Custom View Creation
VSTGUI has a built-in mechanism for identifying GUI objects in the XML description files as requiring custom view creation. An attribute named custom-view-name stores a string that identifies the object. During creation, the VSTGUI object class factory normally reads the XML file and generates the appropriate GUI object as specified. The PluginGUI object is given the first chance of creating the GUI objects during a function call to a view creation method. That method decodes the custom view name, constructs the custom object (which must ultimately derive from VSTGUI::CView), and returns a pointer to the object. It is during this function call that we have a chance to create a communication mechanism to a custom view object. The PluginGUI object uses an interface passed to it upon creation to register each custom view that it encounters out of the XML file when the user opens the GUI.

During the registration process, a pointer to an ICustomView interface is sent to the plugin shell.
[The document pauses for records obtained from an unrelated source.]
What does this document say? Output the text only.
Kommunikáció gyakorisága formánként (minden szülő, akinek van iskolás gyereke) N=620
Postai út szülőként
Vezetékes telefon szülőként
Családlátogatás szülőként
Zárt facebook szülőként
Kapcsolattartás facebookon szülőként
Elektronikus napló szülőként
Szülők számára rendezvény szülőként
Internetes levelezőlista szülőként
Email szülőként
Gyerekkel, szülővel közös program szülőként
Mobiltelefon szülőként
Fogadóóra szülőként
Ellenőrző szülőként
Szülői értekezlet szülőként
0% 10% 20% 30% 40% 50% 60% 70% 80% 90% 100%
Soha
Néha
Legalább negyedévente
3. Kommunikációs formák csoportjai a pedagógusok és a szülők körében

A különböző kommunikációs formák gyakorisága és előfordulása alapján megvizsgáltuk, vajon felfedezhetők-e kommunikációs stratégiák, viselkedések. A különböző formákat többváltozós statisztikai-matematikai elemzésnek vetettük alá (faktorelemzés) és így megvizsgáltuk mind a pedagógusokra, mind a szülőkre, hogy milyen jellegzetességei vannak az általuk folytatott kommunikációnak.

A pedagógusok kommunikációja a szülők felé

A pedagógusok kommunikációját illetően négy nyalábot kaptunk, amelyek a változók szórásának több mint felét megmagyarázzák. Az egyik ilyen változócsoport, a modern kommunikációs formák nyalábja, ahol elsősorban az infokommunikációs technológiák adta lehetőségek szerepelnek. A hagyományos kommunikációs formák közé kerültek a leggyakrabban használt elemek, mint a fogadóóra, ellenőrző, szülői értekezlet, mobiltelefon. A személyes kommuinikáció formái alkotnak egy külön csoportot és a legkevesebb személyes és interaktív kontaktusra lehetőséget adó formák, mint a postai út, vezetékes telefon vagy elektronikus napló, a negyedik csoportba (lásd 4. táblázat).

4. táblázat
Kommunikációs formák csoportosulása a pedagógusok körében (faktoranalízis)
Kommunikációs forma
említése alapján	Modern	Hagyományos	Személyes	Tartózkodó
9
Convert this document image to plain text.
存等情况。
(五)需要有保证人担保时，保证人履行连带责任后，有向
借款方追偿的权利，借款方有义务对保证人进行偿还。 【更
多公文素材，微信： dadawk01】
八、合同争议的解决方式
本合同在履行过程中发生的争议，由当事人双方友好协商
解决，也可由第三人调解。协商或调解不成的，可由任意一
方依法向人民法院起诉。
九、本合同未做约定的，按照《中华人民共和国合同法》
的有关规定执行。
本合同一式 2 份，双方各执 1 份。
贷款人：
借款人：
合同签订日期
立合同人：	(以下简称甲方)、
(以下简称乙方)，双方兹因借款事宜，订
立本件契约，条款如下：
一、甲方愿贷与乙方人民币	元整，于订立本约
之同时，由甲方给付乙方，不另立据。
The plugin shell object (which creates and destroys the PluginGUI object) will maintain a list of ICustomView interface pointers that are registered with it and will supply the PluginCore with a persistent set of ICustomView interface pointers during the following custom view registration message that is sent to the PluginCore. In this way, once the plugin core has a registered ICustomView pointer, it will be guaranteed to be valid and persist for the lifetime of the PluginCore, regardless of the user’s opening and closing the GUI. So, the PluginCore never holds an actual pointer to a PluginGUI object or interface, and never has to worry about an ICustomView pointer ever becoming invalid or going out of scope.

This ICustomView interface will allow your PluginCore to send data to the custom view in a safe manner.

Custom View Communication
The fundamental difficulty in communication between the plugin and custom view is in implementing a thread-safe communication system that connects them. There are multiple solutions to the issue and ASPiK uses lock-free ring buffers to send audio data and messages to the custom view objects. The figure below shows the detail from Designing Audio Effects Plugins in C++ 2nd Ed. that shows the ring buffer system. The black dots represent audio samples.


The PluginCore receives audio samples via the processAudioFrame( ) function. For both the waveform histogram and the spectrum view, we will pump all of the incoming audio samples into a ring buffer which will store copies of the data. This happens during the audio thread’s time slice.

The GUI is running on a timer that updates it visually every 50 mSec - this is the standard VSTGUI mechanism. The PluginCore delivers data into the custom view using its ICustomView interface pointer during a GUI update ping, called from the GUI thread. It removes all of the samples that had been used into the ring buffer and sends them into the custom view, which then pushes them into its own lock-free ring buffer. During the drawing update cycle, the custom view then dequeues the data in the ring buffer and draws with it.

It should be noted that the use of the second ring buffer on the custom view object is redundant for ASPiK, where the GUI timer ping message and window invalidation (repainting) are synchronized together. However, that might not be the case for some other (non-ASPiK) plugin framework so we add the secondary ring buffer as a backup safety measure.